September 21, 2011
Give Roger Goodell credit for this: When he thinks something is amiss in the NFL, he acts swiftly.
In a memo sent out Wednesday to all 32 teams, the league warned that faking injuries during games could lead to fines, suspensions and a loss of draft picks.
The memo comes two days after two New York Giants players, including cornerback Deon Grant(notes), were accused of faking injuries to slow down the St. Louis Rams no-huddle offense. In insisting he wasn't faking, Grant comes across as credible as a fifth-grader explaining why he doesn't have his homework.

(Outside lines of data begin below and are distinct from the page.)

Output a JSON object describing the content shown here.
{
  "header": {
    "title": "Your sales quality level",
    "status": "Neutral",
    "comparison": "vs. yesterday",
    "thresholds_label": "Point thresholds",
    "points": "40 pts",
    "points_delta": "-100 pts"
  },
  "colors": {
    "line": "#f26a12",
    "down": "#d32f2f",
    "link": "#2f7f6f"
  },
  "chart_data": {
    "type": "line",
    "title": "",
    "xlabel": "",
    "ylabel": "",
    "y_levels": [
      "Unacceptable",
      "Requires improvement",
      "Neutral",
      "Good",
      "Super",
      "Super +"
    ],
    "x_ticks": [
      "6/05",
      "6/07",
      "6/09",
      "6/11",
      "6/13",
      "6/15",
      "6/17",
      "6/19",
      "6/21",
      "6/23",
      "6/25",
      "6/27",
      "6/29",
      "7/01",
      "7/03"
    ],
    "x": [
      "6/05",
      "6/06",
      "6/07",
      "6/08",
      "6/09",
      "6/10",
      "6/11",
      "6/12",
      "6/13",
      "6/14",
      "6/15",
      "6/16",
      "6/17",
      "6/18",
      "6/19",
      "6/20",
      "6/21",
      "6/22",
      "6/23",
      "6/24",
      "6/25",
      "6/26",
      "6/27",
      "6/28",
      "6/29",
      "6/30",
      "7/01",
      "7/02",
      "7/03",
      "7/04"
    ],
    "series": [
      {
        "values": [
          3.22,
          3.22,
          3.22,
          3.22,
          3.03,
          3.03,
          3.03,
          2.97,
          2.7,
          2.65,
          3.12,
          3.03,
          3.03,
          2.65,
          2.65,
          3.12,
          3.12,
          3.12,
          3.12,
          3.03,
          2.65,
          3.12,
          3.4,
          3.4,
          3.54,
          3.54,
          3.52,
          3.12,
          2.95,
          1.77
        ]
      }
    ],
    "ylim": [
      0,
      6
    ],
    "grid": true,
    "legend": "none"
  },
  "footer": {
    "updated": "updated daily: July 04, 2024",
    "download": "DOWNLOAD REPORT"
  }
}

Goodell and the league office didn't buy it and responded quickly, before the NFL saw more diving than a World Cup game.
The memo reads, in part:
"Going forward, be advised that should the league office determine that there is reasonable cause, all those suspected of being involved in faking injuries will be summoned promptly to this office … to discuss the matter. Those found to be violators will be subject to appropriate disciplinary action for conduct detrimental to the game.
"We have been fortunate that teams and players have consistently complied with the spirit of the rule over the years and this has not been an issue for the NFL. We are determined to take all necessary steps to ensure that it does not become an issue."
Deadspin thinks they're empty words. Really? In the recent past, Goodell has shown his fondness for levying fines based on perception, so this is a perfect template for him. All those fines for illegal hits show the commissioner doesn't care about the intent of an action. A dirty hit is a dirty hit, even if you didn't mean it. Thus, if it looks like you've faked an injury for a competitive advantage, then that's what Goodell is going to believe. When has a player's denial mattered at all in terms of how much he's fined?
The memo should put an end to the egregious faking-of-injury trend quickly. (I use trend loosely. Very loosely. It was one guy on Monday night.) We'll forget about it by midseason. Dangerous hits are a part of football. Weeding them out will take years, by which time the sport will look like a game of touch football at the Kennedy Compound. Faking injuries isn't, which is why Goodell will have no trouble getting rid of it.